Mainstream media must move away from creating equality between viewpoints when it is unwarranted. There is no reason to provide equal time to climate change deniers. Whataboutism is not appropriate simply to draw viewers. While local news still occurs during the morning and dinner hour, too much of the media is opinion-based. From early in the morning to late at night, news coverage from CNN, Fox News, MSNBC, and everything in between is about political opinion. Media outlets must also find new ways of providing opposing sides of important issues without inviting people who offer little substance. Unfortunately, asking a Republican and a Democrat to discuss a subject creates confusion more than clarity.
Ultimately it’s up to the electorate to heal the civic culture. Americans live in an overly compartmentalized manner. There is a constant attempt to disassociate with what happens in the political and civic arena. Comments such as; I don’t do politics is a statement of naïveté, but as Niven Postma said, “If you don’t do politics, politics will do you.”
What Benjamin Franklin was referring to is that to keep the republic, there must be an informed and engaged populace. Anything other than that will put the republic in danger of disintegrating into anarchy and chaos.
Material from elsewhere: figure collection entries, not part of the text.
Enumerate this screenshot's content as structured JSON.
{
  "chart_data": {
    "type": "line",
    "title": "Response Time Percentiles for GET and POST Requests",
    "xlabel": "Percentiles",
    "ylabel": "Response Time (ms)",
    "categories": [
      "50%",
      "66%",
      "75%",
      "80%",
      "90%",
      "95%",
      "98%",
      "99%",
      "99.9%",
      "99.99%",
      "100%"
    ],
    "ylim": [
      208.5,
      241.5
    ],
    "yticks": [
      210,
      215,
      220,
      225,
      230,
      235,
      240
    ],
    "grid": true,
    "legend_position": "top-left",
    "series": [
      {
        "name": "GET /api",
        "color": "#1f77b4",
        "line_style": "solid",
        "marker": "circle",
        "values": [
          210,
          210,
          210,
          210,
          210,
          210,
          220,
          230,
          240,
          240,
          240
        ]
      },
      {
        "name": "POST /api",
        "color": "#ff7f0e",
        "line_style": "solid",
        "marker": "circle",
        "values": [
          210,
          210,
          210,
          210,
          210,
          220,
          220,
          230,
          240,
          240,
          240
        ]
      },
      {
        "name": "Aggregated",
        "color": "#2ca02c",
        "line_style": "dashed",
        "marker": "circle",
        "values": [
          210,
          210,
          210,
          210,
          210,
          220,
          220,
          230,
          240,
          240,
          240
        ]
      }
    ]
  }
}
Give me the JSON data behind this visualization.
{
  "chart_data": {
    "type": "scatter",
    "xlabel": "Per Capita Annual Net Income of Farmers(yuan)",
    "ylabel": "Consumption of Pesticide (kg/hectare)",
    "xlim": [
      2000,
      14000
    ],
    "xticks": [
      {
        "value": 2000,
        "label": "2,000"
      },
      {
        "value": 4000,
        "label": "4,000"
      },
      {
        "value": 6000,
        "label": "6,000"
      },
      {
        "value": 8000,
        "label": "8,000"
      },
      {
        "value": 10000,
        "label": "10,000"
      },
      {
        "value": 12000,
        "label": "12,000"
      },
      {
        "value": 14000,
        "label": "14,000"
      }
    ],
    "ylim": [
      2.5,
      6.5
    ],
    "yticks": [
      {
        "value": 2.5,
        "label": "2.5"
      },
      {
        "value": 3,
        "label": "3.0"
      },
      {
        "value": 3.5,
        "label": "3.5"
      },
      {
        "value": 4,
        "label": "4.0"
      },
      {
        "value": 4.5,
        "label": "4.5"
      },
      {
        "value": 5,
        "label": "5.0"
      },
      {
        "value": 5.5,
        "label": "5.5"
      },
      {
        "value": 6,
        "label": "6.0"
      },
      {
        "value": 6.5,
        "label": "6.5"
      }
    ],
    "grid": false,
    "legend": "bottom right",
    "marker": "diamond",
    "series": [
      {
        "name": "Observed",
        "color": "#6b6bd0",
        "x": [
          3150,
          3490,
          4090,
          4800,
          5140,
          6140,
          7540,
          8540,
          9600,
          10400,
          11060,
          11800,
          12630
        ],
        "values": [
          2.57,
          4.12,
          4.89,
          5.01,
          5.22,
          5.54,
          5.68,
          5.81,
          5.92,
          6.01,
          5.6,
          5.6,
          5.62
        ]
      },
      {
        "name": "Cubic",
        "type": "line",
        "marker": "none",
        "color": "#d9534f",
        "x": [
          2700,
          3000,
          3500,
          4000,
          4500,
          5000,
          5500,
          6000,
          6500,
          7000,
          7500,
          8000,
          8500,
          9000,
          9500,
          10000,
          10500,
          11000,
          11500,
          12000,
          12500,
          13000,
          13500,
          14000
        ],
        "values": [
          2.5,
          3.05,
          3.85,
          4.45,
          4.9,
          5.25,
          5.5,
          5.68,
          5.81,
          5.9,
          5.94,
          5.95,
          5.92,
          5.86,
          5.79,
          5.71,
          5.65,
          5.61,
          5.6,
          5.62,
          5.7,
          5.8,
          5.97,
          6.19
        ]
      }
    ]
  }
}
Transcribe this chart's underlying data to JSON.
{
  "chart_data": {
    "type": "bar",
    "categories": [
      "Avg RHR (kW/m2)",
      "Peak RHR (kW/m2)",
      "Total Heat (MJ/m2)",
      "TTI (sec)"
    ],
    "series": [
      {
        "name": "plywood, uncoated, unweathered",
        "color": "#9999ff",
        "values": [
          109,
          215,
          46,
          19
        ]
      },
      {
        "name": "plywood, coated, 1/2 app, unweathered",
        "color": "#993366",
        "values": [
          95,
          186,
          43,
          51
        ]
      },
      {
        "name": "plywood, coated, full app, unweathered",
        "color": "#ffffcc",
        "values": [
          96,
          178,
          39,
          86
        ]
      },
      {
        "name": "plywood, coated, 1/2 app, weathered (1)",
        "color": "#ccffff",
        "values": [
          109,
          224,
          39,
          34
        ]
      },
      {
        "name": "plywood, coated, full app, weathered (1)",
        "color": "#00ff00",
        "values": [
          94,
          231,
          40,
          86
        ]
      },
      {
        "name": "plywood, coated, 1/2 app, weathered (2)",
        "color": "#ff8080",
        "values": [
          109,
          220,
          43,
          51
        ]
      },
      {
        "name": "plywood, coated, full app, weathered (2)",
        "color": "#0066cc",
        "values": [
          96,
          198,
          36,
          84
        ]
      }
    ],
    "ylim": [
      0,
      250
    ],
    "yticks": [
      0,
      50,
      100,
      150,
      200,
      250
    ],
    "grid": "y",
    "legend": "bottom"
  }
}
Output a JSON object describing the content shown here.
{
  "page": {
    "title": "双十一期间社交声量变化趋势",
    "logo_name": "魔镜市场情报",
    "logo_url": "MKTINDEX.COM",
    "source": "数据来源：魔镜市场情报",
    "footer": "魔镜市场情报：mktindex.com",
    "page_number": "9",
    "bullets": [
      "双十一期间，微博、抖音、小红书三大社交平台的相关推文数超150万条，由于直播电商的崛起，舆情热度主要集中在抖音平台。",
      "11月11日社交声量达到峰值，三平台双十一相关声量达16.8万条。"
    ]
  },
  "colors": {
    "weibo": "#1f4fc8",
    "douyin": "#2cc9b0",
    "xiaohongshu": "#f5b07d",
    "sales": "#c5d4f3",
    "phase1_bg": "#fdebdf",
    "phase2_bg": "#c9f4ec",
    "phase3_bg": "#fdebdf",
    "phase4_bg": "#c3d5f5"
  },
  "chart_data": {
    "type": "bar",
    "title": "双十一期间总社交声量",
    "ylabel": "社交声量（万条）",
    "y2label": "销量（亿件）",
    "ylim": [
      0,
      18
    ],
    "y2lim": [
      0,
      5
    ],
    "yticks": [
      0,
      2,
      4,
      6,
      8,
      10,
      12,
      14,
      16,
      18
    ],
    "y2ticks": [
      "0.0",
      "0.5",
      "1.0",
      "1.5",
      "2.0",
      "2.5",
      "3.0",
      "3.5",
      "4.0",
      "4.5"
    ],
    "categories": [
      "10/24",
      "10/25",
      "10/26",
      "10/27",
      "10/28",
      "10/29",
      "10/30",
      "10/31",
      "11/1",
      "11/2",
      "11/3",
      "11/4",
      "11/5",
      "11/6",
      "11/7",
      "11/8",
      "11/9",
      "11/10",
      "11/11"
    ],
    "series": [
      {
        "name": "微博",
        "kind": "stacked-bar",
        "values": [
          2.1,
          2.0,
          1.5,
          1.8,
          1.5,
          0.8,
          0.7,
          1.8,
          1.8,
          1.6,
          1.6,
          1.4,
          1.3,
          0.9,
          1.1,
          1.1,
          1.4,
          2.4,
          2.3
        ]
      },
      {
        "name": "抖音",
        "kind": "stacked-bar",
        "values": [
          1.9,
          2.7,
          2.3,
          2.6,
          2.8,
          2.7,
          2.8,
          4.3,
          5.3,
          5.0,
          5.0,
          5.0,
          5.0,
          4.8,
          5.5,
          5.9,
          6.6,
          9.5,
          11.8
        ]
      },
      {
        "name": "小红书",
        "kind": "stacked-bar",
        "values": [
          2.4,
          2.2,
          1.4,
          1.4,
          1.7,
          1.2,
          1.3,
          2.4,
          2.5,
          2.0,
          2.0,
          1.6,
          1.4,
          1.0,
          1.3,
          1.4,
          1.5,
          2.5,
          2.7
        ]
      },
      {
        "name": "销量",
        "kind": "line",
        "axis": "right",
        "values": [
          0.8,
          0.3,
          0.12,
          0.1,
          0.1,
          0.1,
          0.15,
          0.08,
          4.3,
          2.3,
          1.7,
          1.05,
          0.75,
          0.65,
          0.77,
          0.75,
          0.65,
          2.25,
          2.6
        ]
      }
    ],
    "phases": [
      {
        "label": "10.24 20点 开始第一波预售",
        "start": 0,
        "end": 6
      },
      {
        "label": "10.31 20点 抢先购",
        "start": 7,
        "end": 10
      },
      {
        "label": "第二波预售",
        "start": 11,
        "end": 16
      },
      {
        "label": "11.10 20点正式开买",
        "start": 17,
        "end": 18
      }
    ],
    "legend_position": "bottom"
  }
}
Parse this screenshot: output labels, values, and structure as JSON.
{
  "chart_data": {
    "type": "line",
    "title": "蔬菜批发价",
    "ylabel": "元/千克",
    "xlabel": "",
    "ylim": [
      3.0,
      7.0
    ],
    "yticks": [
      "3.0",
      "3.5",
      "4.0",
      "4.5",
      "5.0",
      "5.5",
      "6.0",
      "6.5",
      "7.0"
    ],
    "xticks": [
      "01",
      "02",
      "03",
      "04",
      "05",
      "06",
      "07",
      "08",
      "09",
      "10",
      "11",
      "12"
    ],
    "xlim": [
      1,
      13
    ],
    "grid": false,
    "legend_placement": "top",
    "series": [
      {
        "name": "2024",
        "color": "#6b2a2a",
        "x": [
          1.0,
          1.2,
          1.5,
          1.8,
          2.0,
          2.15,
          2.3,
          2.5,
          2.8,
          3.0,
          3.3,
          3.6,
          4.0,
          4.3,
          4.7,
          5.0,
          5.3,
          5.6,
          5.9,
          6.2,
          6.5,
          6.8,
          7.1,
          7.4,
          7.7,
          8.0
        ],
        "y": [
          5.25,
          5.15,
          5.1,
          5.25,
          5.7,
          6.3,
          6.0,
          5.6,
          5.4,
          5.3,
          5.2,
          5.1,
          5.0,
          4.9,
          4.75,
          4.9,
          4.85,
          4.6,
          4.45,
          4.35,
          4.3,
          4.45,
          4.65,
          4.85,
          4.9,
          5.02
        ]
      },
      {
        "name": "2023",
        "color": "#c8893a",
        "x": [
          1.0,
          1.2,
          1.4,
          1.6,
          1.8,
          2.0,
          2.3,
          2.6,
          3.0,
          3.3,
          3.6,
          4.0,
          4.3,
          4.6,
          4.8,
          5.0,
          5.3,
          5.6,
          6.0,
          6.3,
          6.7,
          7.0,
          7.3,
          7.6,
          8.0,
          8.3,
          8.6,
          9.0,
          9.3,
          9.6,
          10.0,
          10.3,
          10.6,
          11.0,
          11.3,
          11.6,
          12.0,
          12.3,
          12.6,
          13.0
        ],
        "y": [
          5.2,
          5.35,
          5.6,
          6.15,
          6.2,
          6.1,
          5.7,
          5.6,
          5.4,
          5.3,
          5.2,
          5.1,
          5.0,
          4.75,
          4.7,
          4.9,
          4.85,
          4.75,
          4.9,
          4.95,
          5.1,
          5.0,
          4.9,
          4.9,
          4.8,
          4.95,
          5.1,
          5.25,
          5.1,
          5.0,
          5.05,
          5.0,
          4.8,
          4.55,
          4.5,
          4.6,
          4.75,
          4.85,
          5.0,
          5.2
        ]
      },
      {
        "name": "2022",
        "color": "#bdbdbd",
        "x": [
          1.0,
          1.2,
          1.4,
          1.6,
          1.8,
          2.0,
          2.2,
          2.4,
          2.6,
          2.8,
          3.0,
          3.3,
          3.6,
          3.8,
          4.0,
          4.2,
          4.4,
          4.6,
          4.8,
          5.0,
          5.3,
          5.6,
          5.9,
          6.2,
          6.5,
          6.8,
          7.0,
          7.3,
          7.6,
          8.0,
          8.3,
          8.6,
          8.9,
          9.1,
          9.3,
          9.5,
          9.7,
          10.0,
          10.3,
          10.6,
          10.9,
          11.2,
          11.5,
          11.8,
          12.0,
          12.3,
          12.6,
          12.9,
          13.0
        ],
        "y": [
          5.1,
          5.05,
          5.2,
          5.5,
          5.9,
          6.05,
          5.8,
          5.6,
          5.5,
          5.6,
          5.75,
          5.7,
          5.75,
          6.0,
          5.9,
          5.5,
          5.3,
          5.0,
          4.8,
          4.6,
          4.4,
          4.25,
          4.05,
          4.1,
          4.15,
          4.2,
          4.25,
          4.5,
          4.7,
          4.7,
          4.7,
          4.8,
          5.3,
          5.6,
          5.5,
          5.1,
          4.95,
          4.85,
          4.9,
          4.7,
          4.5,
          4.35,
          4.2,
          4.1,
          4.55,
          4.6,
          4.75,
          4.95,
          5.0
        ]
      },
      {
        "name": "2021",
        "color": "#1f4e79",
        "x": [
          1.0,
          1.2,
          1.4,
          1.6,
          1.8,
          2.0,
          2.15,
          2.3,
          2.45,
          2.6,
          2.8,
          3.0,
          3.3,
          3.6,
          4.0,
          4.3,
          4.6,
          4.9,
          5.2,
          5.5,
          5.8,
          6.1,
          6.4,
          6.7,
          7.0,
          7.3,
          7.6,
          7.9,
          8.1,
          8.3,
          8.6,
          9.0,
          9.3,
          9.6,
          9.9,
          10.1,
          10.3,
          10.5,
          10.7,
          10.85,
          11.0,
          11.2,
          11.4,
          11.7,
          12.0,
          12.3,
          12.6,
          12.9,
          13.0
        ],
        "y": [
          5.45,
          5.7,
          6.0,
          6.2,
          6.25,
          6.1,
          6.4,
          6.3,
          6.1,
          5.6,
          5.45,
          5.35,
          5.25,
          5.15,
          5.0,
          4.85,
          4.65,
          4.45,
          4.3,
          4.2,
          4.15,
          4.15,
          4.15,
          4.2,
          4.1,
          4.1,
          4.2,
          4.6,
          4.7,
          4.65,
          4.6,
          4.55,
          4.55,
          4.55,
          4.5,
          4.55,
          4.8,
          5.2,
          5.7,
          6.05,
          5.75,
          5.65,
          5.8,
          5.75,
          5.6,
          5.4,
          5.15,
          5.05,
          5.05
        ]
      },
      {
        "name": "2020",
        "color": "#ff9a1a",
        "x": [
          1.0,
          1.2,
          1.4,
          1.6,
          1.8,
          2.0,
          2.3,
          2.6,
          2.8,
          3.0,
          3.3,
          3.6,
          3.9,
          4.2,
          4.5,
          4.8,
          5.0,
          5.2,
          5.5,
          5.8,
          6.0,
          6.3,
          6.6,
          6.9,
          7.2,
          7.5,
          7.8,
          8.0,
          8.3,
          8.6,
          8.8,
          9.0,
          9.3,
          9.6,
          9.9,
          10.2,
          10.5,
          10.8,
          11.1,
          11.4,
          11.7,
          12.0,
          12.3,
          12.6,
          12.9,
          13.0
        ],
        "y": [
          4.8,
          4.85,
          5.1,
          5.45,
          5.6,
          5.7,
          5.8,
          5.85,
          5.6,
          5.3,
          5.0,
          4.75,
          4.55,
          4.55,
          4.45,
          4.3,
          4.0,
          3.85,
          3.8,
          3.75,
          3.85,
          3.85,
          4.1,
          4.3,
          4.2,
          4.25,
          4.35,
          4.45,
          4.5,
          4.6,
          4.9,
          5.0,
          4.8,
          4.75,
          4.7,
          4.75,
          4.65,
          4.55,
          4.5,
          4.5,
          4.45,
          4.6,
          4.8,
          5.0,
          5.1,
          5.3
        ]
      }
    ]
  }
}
American democracy has deep roots in it’s historical and present DNA. It has survived challenges to its social fabric and has proven resilient. Even those who experienced oppression under the republic, fought for its survival and see it as the guarantor of hard-fought-for rights.
The good news is that Donald Trump is a bumbler and is not the brightest bulb in the pack. His political success is more akin to a petulant Chauncey Gardner, where his followers proved to be quite gullible. The bad news is that there will be another Donald Trump except smarter, smoother, and more appealing. Whether the nation will have the political and social infrastructure to guard against the inevitable will be decided perhaps sooner than people think.